Now, I know that “musical” still tends to be a dirty, dirty word as far as most people are concerned, despite the occasional hit, like 2002’s Chicago, or unique take, like 2000’s Dancer in the Dark, but Once isn’t the sort of musical that those who worry about musicals should worry about.
The level of artificiality inherent in the genre has been stripped away completely. The characters don’t spontaneously break into free-style songs about themselves, nor are there any staged dance numbers.
Rather, the protagonists are both songwriters and musicians. And musicians tend to play and listen to a lot of music.
The film is written and directed by John Carney, the filmmaker responsible for Zonad and On the Edge, and the one-time bassist for Dublin-based band The Frames.
And the male lead is Glen Hansard, lead singer and guitarist for The Frames. It’s probably a pretty safe bet that Frames fans will particularly enjoy the music (You can here the soundtrack at the film’s site).
Hansard’s character works in his elderly father’s Hoover vacuum cleaner repair shop, nursing a broken heart for an ex who now lives in London (and who inspired many of his character’s songs). When not fixing Hoovers, he plays guitar for change from passersby on the streets, and, at night when the crowds thin out, he plays his own songs.
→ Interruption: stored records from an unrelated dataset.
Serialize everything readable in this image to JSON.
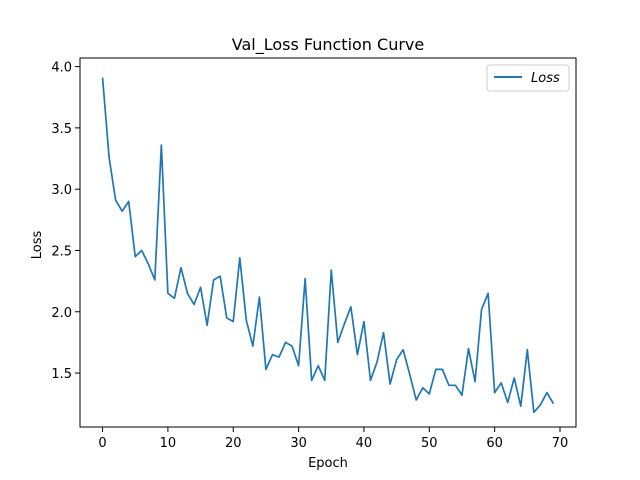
{
  "chart_data": {
    "type": "line",
    "title": "Val_Loss Function Curve",
    "xlabel": "Epoch",
    "ylabel": "Loss",
    "xlim": [
      -3.45,
      72.45
    ],
    "ylim": [
      1.06,
      4.07
    ],
    "xticks": [
      0,
      10,
      20,
      30,
      40,
      50,
      60,
      70
    ],
    "yticks": [
      1.5,
      2.0,
      2.5,
      3.0,
      3.5,
      4.0
    ],
    "xtick_labels": [
      "0",
      "10",
      "20",
      "30",
      "40",
      "50",
      "60",
      "70"
    ],
    "ytick_labels": [
      "1.5",
      "2.0",
      "2.5",
      "3.0",
      "3.5",
      "4.0"
    ],
    "grid": false,
    "legend_position": "top-right",
    "series": [
      {
        "name": "Loss",
        "color": "#1f77b4",
        "x": [
          0,
          1,
          2,
          3,
          4,
          5,
          6,
          7,
          8,
          9,
          10,
          11,
          12,
          13,
          14,
          15,
          16,
          17,
          18,
          19,
          20,
          21,
          22,
          23,
          24,
          25,
          26,
          27,
          28,
          29,
          30,
          31,
          32,
          33,
          34,
          35,
          36,
          37,
          38,
          39,
          40,
          41,
          42,
          43,
          44,
          45,
          46,
          47,
          48,
          49,
          50,
          51,
          52,
          53,
          54,
          55,
          56,
          57,
          58,
          59,
          60,
          61,
          62,
          63,
          64,
          65,
          66,
          67,
          68,
          69
        ],
        "values": [
          3.91,
          3.26,
          2.91,
          2.82,
          2.9,
          2.45,
          2.5,
          2.39,
          2.26,
          3.36,
          2.15,
          2.11,
          2.36,
          2.15,
          2.06,
          2.2,
          1.89,
          2.26,
          2.29,
          1.95,
          1.92,
          2.44,
          1.93,
          1.72,
          2.12,
          1.53,
          1.65,
          1.63,
          1.75,
          1.72,
          1.56,
          2.27,
          1.44,
          1.56,
          1.44,
          2.34,
          1.75,
          1.9,
          2.04,
          1.65,
          1.92,
          1.44,
          1.59,
          1.83,
          1.41,
          1.61,
          1.69,
          1.49,
          1.28,
          1.38,
          1.33,
          1.53,
          1.53,
          1.4,
          1.4,
          1.32,
          1.7,
          1.43,
          2.02,
          2.15,
          1.34,
          1.42,
          1.26,
          1.46,
          1.23,
          1.69,
          1.18,
          1.24,
          1.34,
          1.25
        ]
      }
    ]
  }
}
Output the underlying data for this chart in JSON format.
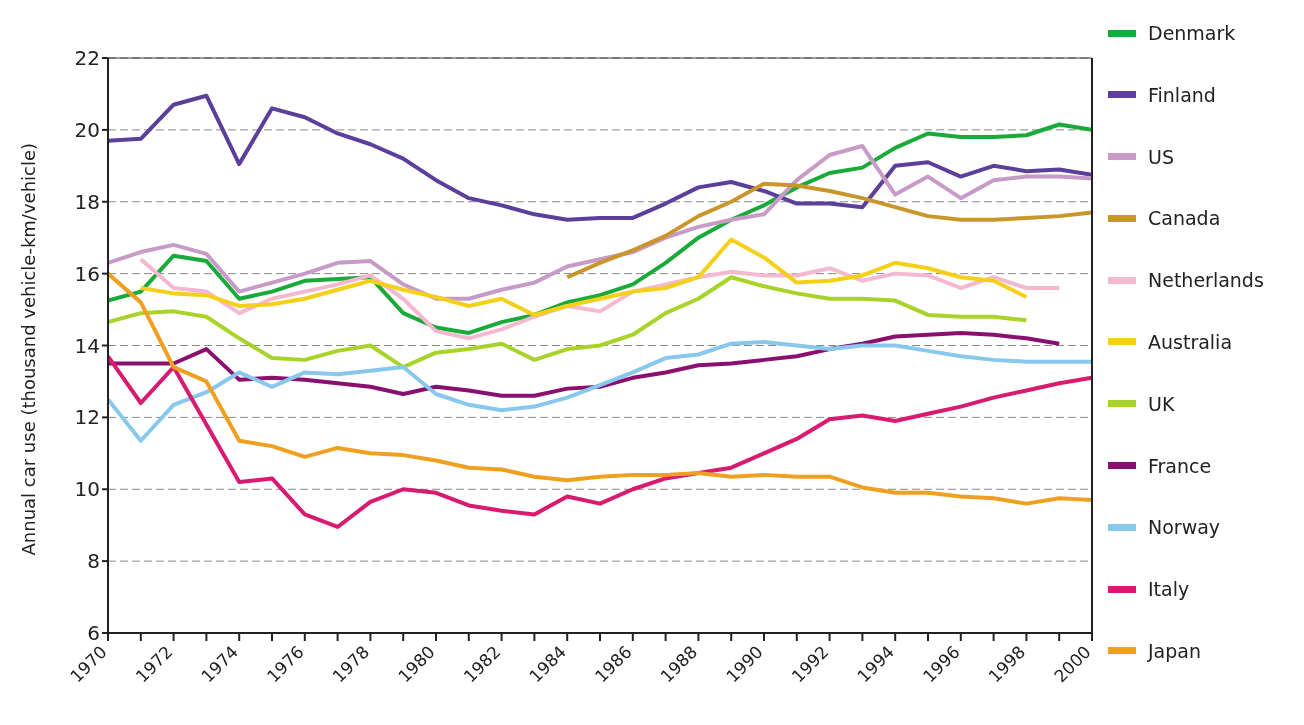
{
  "chart_data": {
    "type": "line",
    "ylabel": "Annual car use (thousand vehicle-km/vehicle)",
    "x": [
      1970,
      1971,
      1972,
      1973,
      1974,
      1975,
      1976,
      1977,
      1978,
      1979,
      1980,
      1981,
      1982,
      1983,
      1984,
      1985,
      1986,
      1987,
      1988,
      1989,
      1990,
      1991,
      1992,
      1993,
      1994,
      1995,
      1996,
      1997,
      1998,
      1999,
      2000
    ],
    "xlim": [
      1970,
      2000
    ],
    "xticks": [
      1970,
      {
        "value": 1971,
        "label": null
      },
      1972,
      {
        "value": 1973,
        "label": null
      },
      1974,
      {
        "value": 1975,
        "label": null
      },
      1976,
      {
        "value": 1977,
        "label": null
      },
      1978,
      {
        "value": 1979,
        "label": null
      },
      1980,
      {
        "value": 1981,
        "label": null
      },
      1982,
      {
        "value": 1983,
        "label": null
      },
      1984,
      {
        "value": 1985,
        "label": null
      },
      1986,
      {
        "value": 1987,
        "label": null
      },
      1988,
      {
        "value": 1989,
        "label": null
      },
      1990,
      {
        "value": 1991,
        "label": null
      },
      1992,
      {
        "value": 1993,
        "label": null
      },
      1994,
      {
        "value": 1995,
        "label": null
      },
      1996,
      {
        "value": 1997,
        "label": null
      },
      1998,
      {
        "value": 1999,
        "label": null
      },
      2000
    ],
    "ylim": [
      6,
      22
    ],
    "yticks": [
      6,
      8,
      10,
      12,
      14,
      16,
      18,
      20,
      22
    ],
    "grid": "y",
    "legend": "right",
    "marker": "none",
    "line_style": "solid",
    "series": [
      {
        "name": "Denmark",
        "color": "#1aaa3a",
        "values": [
          15.25,
          15.5,
          16.5,
          16.35,
          15.3,
          15.5,
          15.8,
          15.85,
          15.9,
          14.9,
          14.5,
          14.35,
          14.65,
          14.85,
          15.2,
          15.4,
          15.7,
          16.3,
          17.0,
          17.5,
          17.9,
          18.4,
          18.8,
          18.95,
          19.5,
          19.9,
          19.8,
          19.8,
          19.85,
          20.15,
          20.0
        ]
      },
      {
        "name": "Finland",
        "color": "#5b3f9a",
        "values": [
          19.7,
          19.75,
          20.7,
          20.95,
          19.05,
          20.6,
          20.35,
          19.9,
          19.6,
          19.2,
          18.6,
          18.1,
          17.9,
          17.65,
          17.5,
          17.55,
          17.55,
          17.95,
          18.4,
          18.55,
          18.3,
          17.95,
          17.95,
          17.85,
          19.0,
          19.1,
          18.7,
          19.0,
          18.85,
          18.9,
          18.75
        ]
      },
      {
        "name": "US",
        "color": "#c89ac8",
        "values": [
          16.3,
          16.6,
          16.8,
          16.55,
          15.5,
          15.75,
          16.0,
          16.3,
          16.35,
          15.7,
          15.3,
          15.3,
          15.55,
          15.75,
          16.2,
          16.4,
          16.6,
          17.0,
          17.3,
          17.5,
          17.65,
          18.6,
          19.3,
          19.55,
          18.2,
          18.7,
          18.1,
          18.6,
          18.7,
          18.7,
          18.65
        ]
      },
      {
        "name": "Canada",
        "color": "#c8962a",
        "values": [
          null,
          null,
          null,
          null,
          null,
          null,
          null,
          null,
          null,
          null,
          null,
          null,
          null,
          null,
          15.9,
          16.3,
          16.65,
          17.05,
          17.6,
          18.0,
          18.5,
          18.45,
          18.3,
          18.1,
          17.85,
          17.6,
          17.5,
          17.5,
          17.55,
          17.6,
          17.7
        ]
      },
      {
        "name": "Netherlands",
        "color": "#f4b8d0",
        "values": [
          null,
          16.4,
          15.6,
          15.5,
          14.9,
          15.3,
          15.5,
          15.7,
          15.95,
          15.3,
          14.4,
          14.2,
          14.45,
          14.8,
          15.1,
          14.95,
          15.5,
          15.7,
          15.9,
          16.05,
          15.95,
          15.95,
          16.15,
          15.8,
          16.0,
          15.95,
          15.6,
          15.9,
          15.6,
          15.6,
          null
        ]
      },
      {
        "name": "Australia",
        "color": "#f5d01a",
        "values": [
          null,
          15.6,
          15.45,
          15.4,
          15.1,
          15.15,
          15.3,
          15.55,
          15.8,
          15.55,
          15.35,
          15.1,
          15.3,
          14.85,
          15.1,
          15.3,
          15.5,
          15.6,
          15.9,
          16.95,
          16.45,
          15.75,
          15.8,
          15.95,
          16.3,
          16.15,
          15.9,
          15.8,
          15.35,
          null,
          null
        ]
      },
      {
        "name": "UK",
        "color": "#a8d42a",
        "values": [
          14.65,
          14.9,
          14.95,
          14.8,
          14.2,
          13.65,
          13.6,
          13.85,
          14.0,
          13.4,
          13.8,
          13.9,
          14.05,
          13.6,
          13.9,
          14.0,
          14.3,
          14.9,
          15.3,
          15.9,
          15.65,
          15.45,
          15.3,
          15.3,
          15.25,
          14.85,
          14.8,
          14.8,
          14.7,
          null,
          null
        ]
      },
      {
        "name": "France",
        "color": "#8a1070",
        "values": [
          13.5,
          13.5,
          13.5,
          13.9,
          13.05,
          13.1,
          13.05,
          12.95,
          12.85,
          12.65,
          12.85,
          12.75,
          12.6,
          12.6,
          12.8,
          12.85,
          13.1,
          13.25,
          13.45,
          13.5,
          13.6,
          13.7,
          13.9,
          14.05,
          14.25,
          14.3,
          14.35,
          14.3,
          14.2,
          14.05,
          null
        ]
      },
      {
        "name": "Norway",
        "color": "#88c8ec",
        "values": [
          12.5,
          11.35,
          12.35,
          12.7,
          13.25,
          12.85,
          13.25,
          13.2,
          13.3,
          13.4,
          12.65,
          12.35,
          12.2,
          12.3,
          12.55,
          12.9,
          13.25,
          13.65,
          13.75,
          14.05,
          14.1,
          14.0,
          13.9,
          14.0,
          14.0,
          13.85,
          13.7,
          13.6,
          13.55,
          13.55,
          13.55
        ]
      },
      {
        "name": "Italy",
        "color": "#d81a70",
        "values": [
          13.7,
          12.4,
          13.4,
          11.8,
          10.2,
          10.3,
          9.3,
          8.95,
          9.65,
          10.0,
          9.9,
          9.55,
          9.4,
          9.3,
          9.8,
          9.6,
          10.0,
          10.3,
          10.45,
          10.6,
          11.0,
          11.4,
          11.95,
          12.05,
          11.9,
          12.1,
          12.3,
          12.55,
          12.75,
          12.95,
          13.1
        ]
      },
      {
        "name": "Japan",
        "color": "#f0a020",
        "values": [
          16.0,
          15.2,
          13.4,
          13.0,
          11.35,
          11.2,
          10.9,
          11.15,
          11.0,
          10.95,
          10.8,
          10.6,
          10.55,
          10.35,
          10.25,
          10.35,
          10.4,
          10.4,
          10.45,
          10.35,
          10.4,
          10.35,
          10.35,
          10.05,
          9.9,
          9.9,
          9.8,
          9.75,
          9.6,
          9.75,
          9.7
        ]
      }
    ]
  }
}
One day he meets young, nameless Czech immigrant Markéta Irglová (in one of the cutest meet-cutes I’ve seen in a while). She’s a pianist who visits a friendly music store in the afternoon to play their pianos since she can’t afford one of her own. After bonding over their mutual love of making music, they begin a short, stumbling courtship, one that coincides with Hansard’s character’s efforts to record a demo to take with him to London to get his girl back.
Both give wonderfully understated and naturalistic performances, doing the bulk of their emoting into microphones and over keyboards, and they share a chemistry so natural that one can feel a little intrusive watching them talk and flirt.
While Carney does most of his storytelling through the music, even resorting to music video-like montages to show us how much Hansard’s character loves his old girlfriend (as he struggles to set a song to a video of her on his laptop) or how he feels about Irglová’s character, he, and the characters, withhold quite a bit of themselves from each other and the audience.
The result is a film that is at turns heartbreaking and uplifting, a love story that trades in realism and raw nerve romanticism and sets it all to sad songs.
i look like this guy
Damn, I want to see this movie so bad, but it’s not nationwide yet! The soundtrack is stellar, regardless.